Product: TIBCO Spotfire®
Can all implemented Hadoop methods run on multiple nodes in a distributed manner?
In Team Studio, with Hadoop operators, Hadoop is able to implement several algorithms based on the conditions and configurations of the cluster. If all implemented methods are used in Team Studio, are they able to run on different configurations of a Hadoop cluster?
1) Can these operators run on single nodes vs. multiple nodes?
2) Could you force the operator to run a specific way (like copy everything on one node and compute here without distribute compute/without possibility to use for computation the power of more nodes in the cluster)? Hadoop Operators in Team Studio do not take into account how the Hadoop Cluster is configured. In a workflow, Team Studio will build the code and submit this to the cluster. The Cluster will then determine the best way to process the job at run time. This is decided entirely by the Resource Manager unless specified by the user who submits the job.
A workflow or job can run on a single node if:
- there is a single node cluster
- resource usage is restricted either by using config files or from the source code
- a sequential execution code is written without implementing the parallel/distributed frameworks (MR/Spark)

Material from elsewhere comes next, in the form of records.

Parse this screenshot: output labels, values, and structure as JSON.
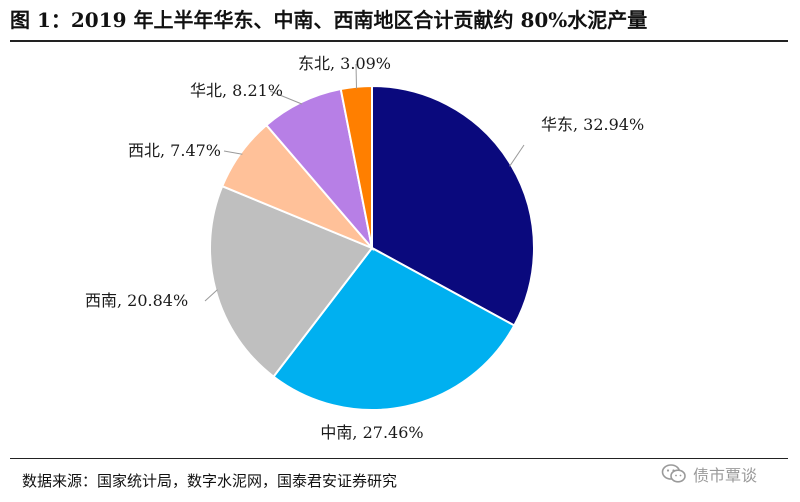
{
  "header": {
    "title": "图 1：2019 年上半年华东、中南、西南地区合计贡献约 80%水泥产量"
  },
  "chart_data": {
    "type": "pie",
    "title": "",
    "start_angle_deg": 0,
    "direction": "clockwise",
    "slices": [
      {
        "name": "华东",
        "value": 32.94,
        "label": "华东, 32.94%",
        "color": "#0A097D"
      },
      {
        "name": "中南",
        "value": 27.46,
        "label": "中南, 27.46%",
        "color": "#00B0F0"
      },
      {
        "name": "西南",
        "value": 20.84,
        "label": "西南, 20.84%",
        "color": "#BFBFBF"
      },
      {
        "name": "西北",
        "value": 7.47,
        "label": "西北, 7.47%",
        "color": "#FFC199"
      },
      {
        "name": "华北",
        "value": 8.21,
        "label": "华北, 8.21%",
        "color": "#B77FE6"
      },
      {
        "name": "东北",
        "value": 3.09,
        "label": "东北, 3.09%",
        "color": "#FF7F00"
      }
    ]
  },
  "footer": {
    "source": "数据来源：国家统计局，数字水泥网，国泰君安证券研究",
    "watermark": "债市覃谈"
  }
}
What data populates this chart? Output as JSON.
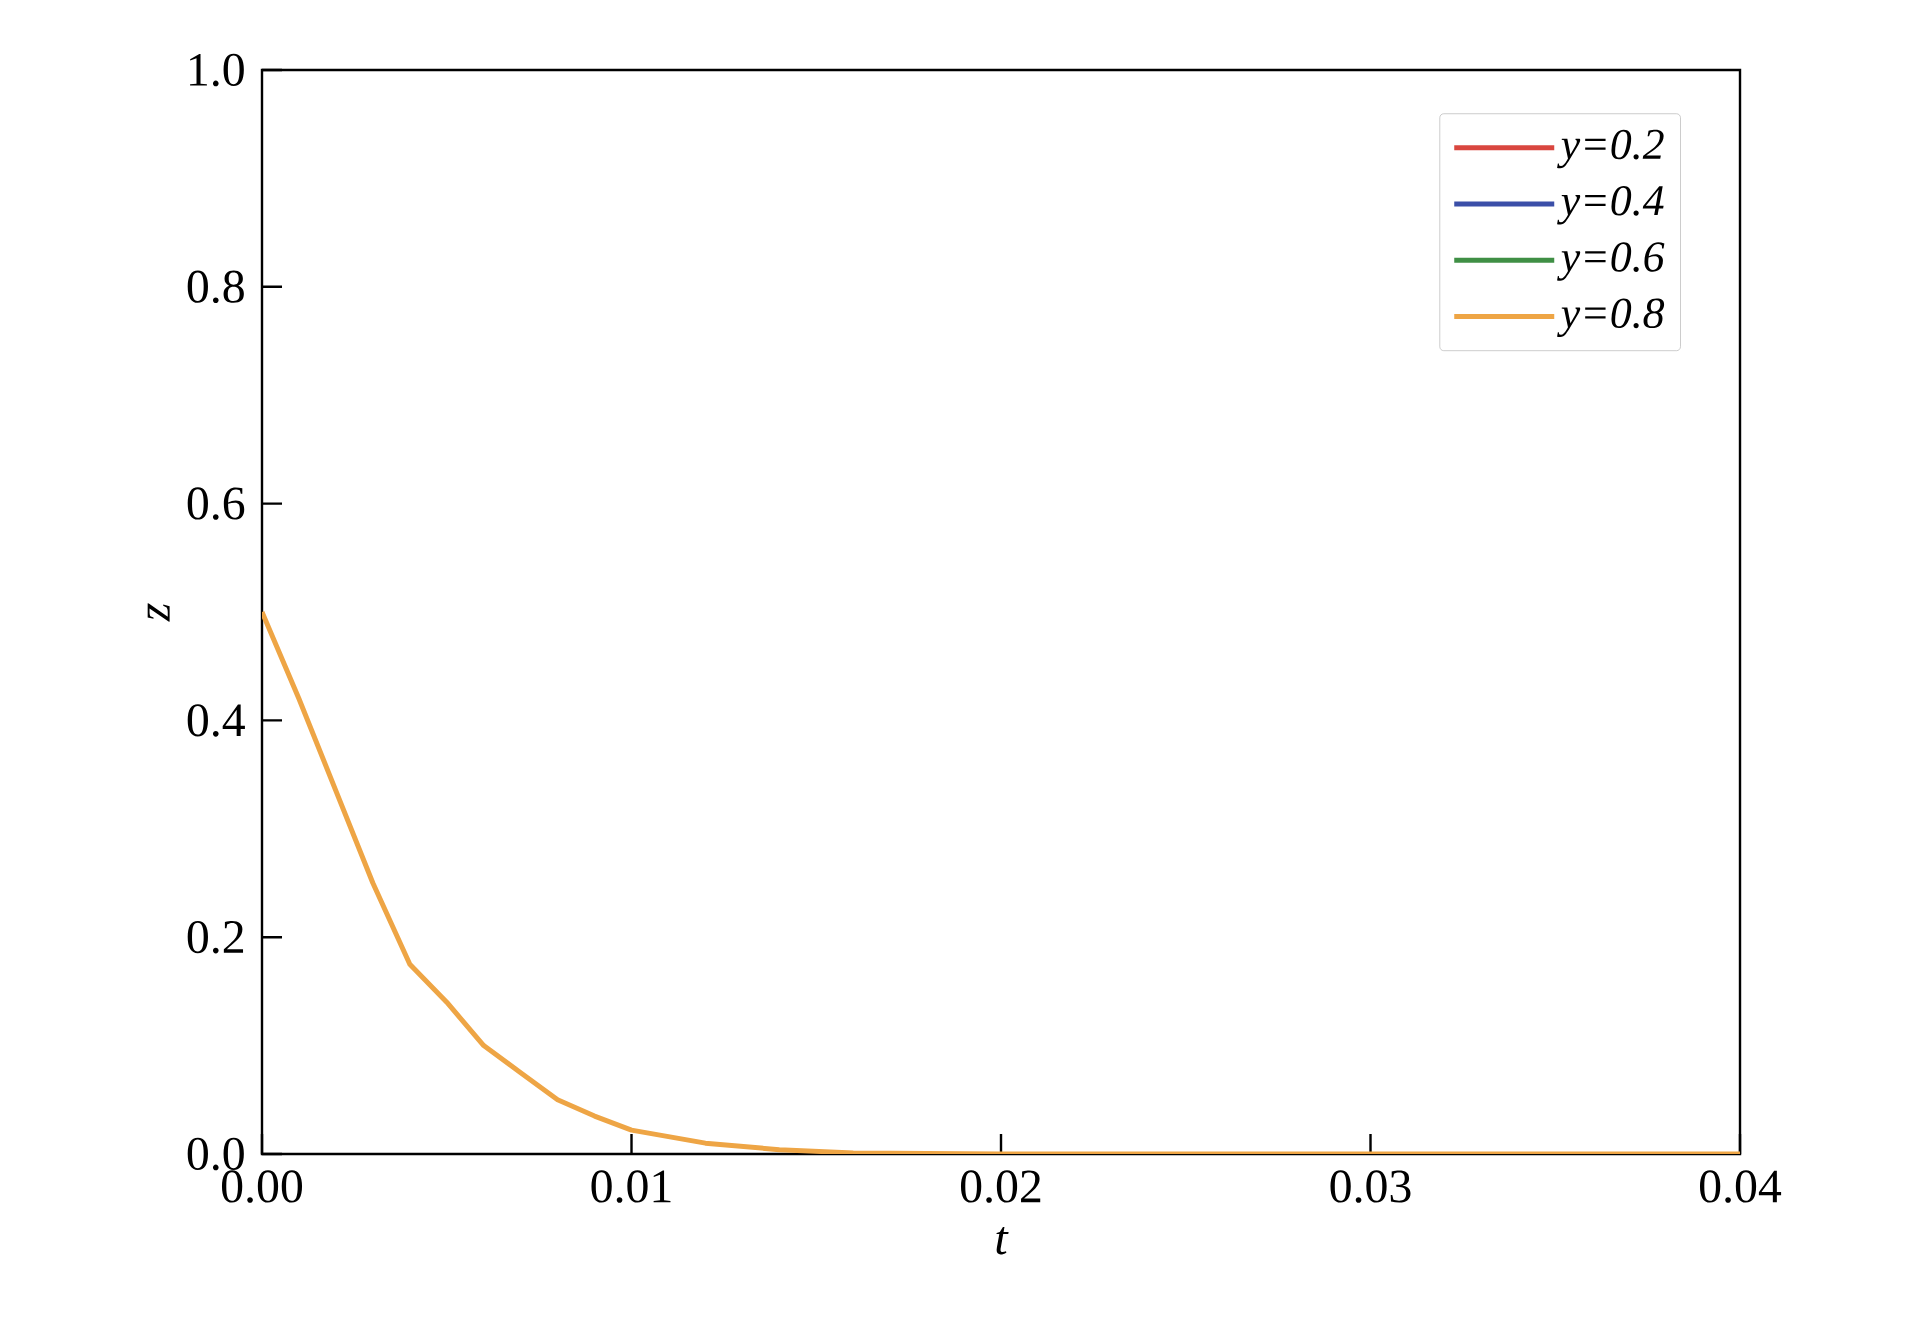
{
  "chart_data": {
    "type": "line",
    "xlabel": "t",
    "ylabel": "z",
    "x": [
      0,
      0.001,
      0.002,
      0.003,
      0.004,
      0.005,
      0.006,
      0.007,
      0.008,
      0.009,
      0.01,
      0.012,
      0.014,
      0.016,
      0.02,
      0.03,
      0.04
    ],
    "series": [
      {
        "name": "y=0.2",
        "color": "#d9463f",
        "values": [
          null,
          null,
          null,
          null,
          null,
          null,
          null,
          null,
          null,
          null,
          null,
          null,
          null,
          null,
          null,
          null,
          null
        ]
      },
      {
        "name": "y=0.4",
        "color": "#3b4fa8",
        "values": [
          null,
          null,
          null,
          null,
          null,
          null,
          null,
          null,
          null,
          null,
          null,
          null,
          null,
          null,
          null,
          null,
          null
        ]
      },
      {
        "name": "y=0.6",
        "color": "#3f8f45",
        "values": [
          null,
          null,
          null,
          null,
          null,
          null,
          null,
          null,
          null,
          null,
          null,
          null,
          null,
          null,
          null,
          null,
          null
        ]
      },
      {
        "name": "y=0.8",
        "color": "#eea545",
        "values": [
          0.5,
          0.42,
          0.335,
          0.25,
          0.175,
          0.14,
          0.1,
          0.075,
          0.05,
          0.035,
          0.022,
          0.01,
          0.004,
          0.001,
          0,
          0,
          0
        ]
      }
    ],
    "xlim": [
      0,
      0.04
    ],
    "ylim": [
      0,
      1.0
    ],
    "xticks": [
      {
        "value": 0,
        "label": "0.00"
      },
      0.01,
      0.02,
      0.03,
      0.04
    ],
    "yticks": [
      {
        "value": 0,
        "label": "0.0"
      },
      0.2,
      0.4,
      0.6,
      0.8,
      {
        "value": 1,
        "label": "1.0"
      }
    ],
    "legend": "top right",
    "grid": false,
    "marker": "none",
    "line_style": "solid"
  }
}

The user can actually write operators to run on the server where Team Studio is installed (in-memory PCA is an example) but it is not recommended as Team Studio app consumes lot of the resources
In spark you can force all the computation to single node by using a single partition for your dataframe (df.repartition(1))
In MR you can force all the computation to single node by using a single by using single mapper and reducer
If you are talking our operators that ship with the product, no we DO NOT artificially restrict anything to run in single node but the code is structured in a way that it will run in single node if it has to.